You’re grounded!

Ok, so this is kinda cool. Over the past, oh I don’t know, couple of months we’ve been noticing our house lights flickering. It was always hard to nail down. Was something on? Did you just hit the garbage grinder or did the drier just go on? Furthermore it was only noticeable with the remaining few incandescent lights we have left (florescent lights, compact or otherwise, are usually too slow to register momentary voltage changes).

Finally I decided to check the UPS I run this server on. Once I realized that I’d never updated it’s network settings after my last network rehashing and reconfigured it to properly page me on power “events” we were good to go.

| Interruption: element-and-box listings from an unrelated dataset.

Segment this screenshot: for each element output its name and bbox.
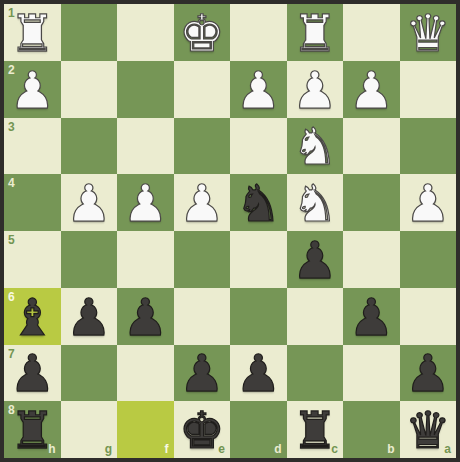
square-f8[interactable]: f <box>117 401 174 458</box>
square-a3[interactable] <box>400 118 457 175</box>
black-pawn[interactable]: ♟ <box>122 292 168 343</box>
square-c7[interactable] <box>287 345 344 402</box>
square-c3[interactable]: ♞ <box>287 118 344 175</box>
square-a4[interactable]: ♟ <box>400 174 457 231</box>
file-label-g: g <box>105 443 112 455</box>
square-b1[interactable] <box>343 4 400 61</box>
square-h6[interactable]: 6♝ <box>4 288 61 345</box>
square-b4[interactable] <box>343 174 400 231</box>
square-h4[interactable]: 4 <box>4 174 61 231</box>
square-f5[interactable] <box>117 231 174 288</box>
square-g2[interactable] <box>61 61 118 118</box>
rank-label-3: 3 <box>8 121 15 133</box>
square-e2[interactable] <box>174 61 231 118</box>
square-c1[interactable]: ♜ <box>287 4 344 61</box>
white-pawn[interactable]: ♟ <box>405 178 451 229</box>
square-d5[interactable] <box>230 231 287 288</box>
square-g8[interactable]: g <box>61 401 118 458</box>
square-h7[interactable]: 7♟ <box>4 345 61 402</box>
white-knight[interactable]: ♞ <box>292 178 338 229</box>
file-label-b: b <box>387 443 394 455</box>
square-f7[interactable] <box>117 345 174 402</box>
square-a7[interactable]: ♟ <box>400 345 457 402</box>
square-g3[interactable] <box>61 118 118 175</box>
black-pawn[interactable]: ♟ <box>348 292 394 343</box>
square-c2[interactable]: ♟ <box>287 61 344 118</box>
square-g7[interactable] <box>61 345 118 402</box>
white-pawn[interactable]: ♟ <box>66 178 112 229</box>
square-e7[interactable]: ♟ <box>174 345 231 402</box>
black-pawn[interactable]: ♟ <box>405 348 451 399</box>
square-b5[interactable] <box>343 231 400 288</box>
black-pawn[interactable]: ♟ <box>9 348 55 399</box>
black-pawn[interactable]: ♟ <box>292 235 338 286</box>
file-label-f: f <box>165 443 169 455</box>
square-g5[interactable] <box>61 231 118 288</box>
black-pawn[interactable]: ♟ <box>235 348 281 399</box>
square-e3[interactable] <box>174 118 231 175</box>
square-b6[interactable]: ♟ <box>343 288 400 345</box>
square-f6[interactable]: ♟ <box>117 288 174 345</box>
black-king[interactable]: ♚ <box>179 405 225 456</box>
square-d7[interactable]: ♟ <box>230 345 287 402</box>
black-rook[interactable]: ♜ <box>9 405 55 456</box>
white-knight[interactable]: ♞ <box>292 121 338 172</box>
black-queen[interactable]: ♛ <box>405 405 451 456</box>
square-f4[interactable]: ♟ <box>117 174 174 231</box>
square-d3[interactable] <box>230 118 287 175</box>
black-pawn[interactable]: ♟ <box>179 348 225 399</box>
square-g1[interactable] <box>61 4 118 61</box>
chess-board: 1♜♚♜♛2♟♟♟♟3♞4♟♟♟♞♞♟5♟6♝♟♟♟7♟♟♟♟8h♜gfe♚dc… <box>4 4 456 458</box>
square-e6[interactable] <box>174 288 231 345</box>
white-queen[interactable]: ♛ <box>405 8 451 59</box>
square-e5[interactable] <box>174 231 231 288</box>
square-e8[interactable]: e♚ <box>174 401 231 458</box>
square-g4[interactable]: ♟ <box>61 174 118 231</box>
rank-label-5: 5 <box>8 234 15 246</box>
black-bishop[interactable]: ♝ <box>9 292 55 343</box>
black-pawn[interactable]: ♟ <box>66 292 112 343</box>
square-d8[interactable]: d <box>230 401 287 458</box>
square-d6[interactable] <box>230 288 287 345</box>
white-king[interactable]: ♚ <box>179 8 225 59</box>
square-a5[interactable] <box>400 231 457 288</box>
square-g6[interactable]: ♟ <box>61 288 118 345</box>
square-c6[interactable] <box>287 288 344 345</box>
rank-label-4: 4 <box>8 177 15 189</box>
white-rook[interactable]: ♜ <box>9 8 55 59</box>
square-b7[interactable] <box>343 345 400 402</box>
square-c8[interactable]: c♜ <box>287 401 344 458</box>
square-d4[interactable]: ♞ <box>230 174 287 231</box>
black-knight[interactable]: ♞ <box>235 178 281 229</box>
square-h1[interactable]: 1♜ <box>4 4 61 61</box>
square-e4[interactable]: ♟ <box>174 174 231 231</box>
square-h8[interactable]: 8h♜ <box>4 401 61 458</box>
square-d2[interactable]: ♟ <box>230 61 287 118</box>
white-pawn[interactable]: ♟ <box>122 178 168 229</box>
white-pawn[interactable]: ♟ <box>179 178 225 229</box>
square-c5[interactable]: ♟ <box>287 231 344 288</box>
square-d1[interactable] <box>230 4 287 61</box>
square-c4[interactable]: ♞ <box>287 174 344 231</box>
white-pawn[interactable]: ♟ <box>348 65 394 116</box>
square-f3[interactable] <box>117 118 174 175</box>
square-f1[interactable] <box>117 4 174 61</box>
chess-board-frame: 1♜♚♜♛2♟♟♟♟3♞4♟♟♟♞♞♟5♟6♝♟♟♟7♟♟♟♟8h♜gfe♚dc… <box>0 0 460 462</box>
square-b2[interactable]: ♟ <box>343 61 400 118</box>
square-h2[interactable]: 2♟ <box>4 61 61 118</box>
square-f2[interactable] <box>117 61 174 118</box>
black-rook[interactable]: ♜ <box>292 405 338 456</box>
square-e1[interactable]: ♚ <box>174 4 231 61</box>
square-a8[interactable]: a♛ <box>400 401 457 458</box>
square-a1[interactable]: ♛ <box>400 4 457 61</box>
square-a6[interactable] <box>400 288 457 345</box>
square-b3[interactable] <box>343 118 400 175</box>
square-h3[interactable]: 3 <box>4 118 61 175</box>
white-rook[interactable]: ♜ <box>292 8 338 59</box>
white-pawn[interactable]: ♟ <box>235 65 281 116</box>
white-pawn[interactable]: ♟ <box>9 65 55 116</box>
square-b8[interactable]: b <box>343 401 400 458</box>
square-h5[interactable]: 5 <box>4 231 61 288</box>
square-a2[interactable] <box>400 61 457 118</box>
white-pawn[interactable]: ♟ <box>292 65 338 116</box>
file-label-d: d <box>274 443 281 455</box>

The result was immediate: we got 15 power spikes in 24 hours. So last night we decided to call PG&E and to our surprise they sent someone out w/in an hour.

The PG&E guy hooked up a “glorified hair drier” to our house power. “Yeah, there’s a problem.” We were spiking and dipping almost 10 volts (due to the nature of the APC SNMP module I have it would only page me on dips of over 14 volts so I missed those). He then opened up the junction box that serves both our house and the neighbor’s house and found that the ground (cable) was both loose and corroded.

Geez, man, no ground? It’s a wonder we still have any working electronics in the house.

So after some cable cleanup — and a planned power outage or two — both our house and our neighbor’s house have clean power once again.

Props to the PG&E man and the UPS logging capability.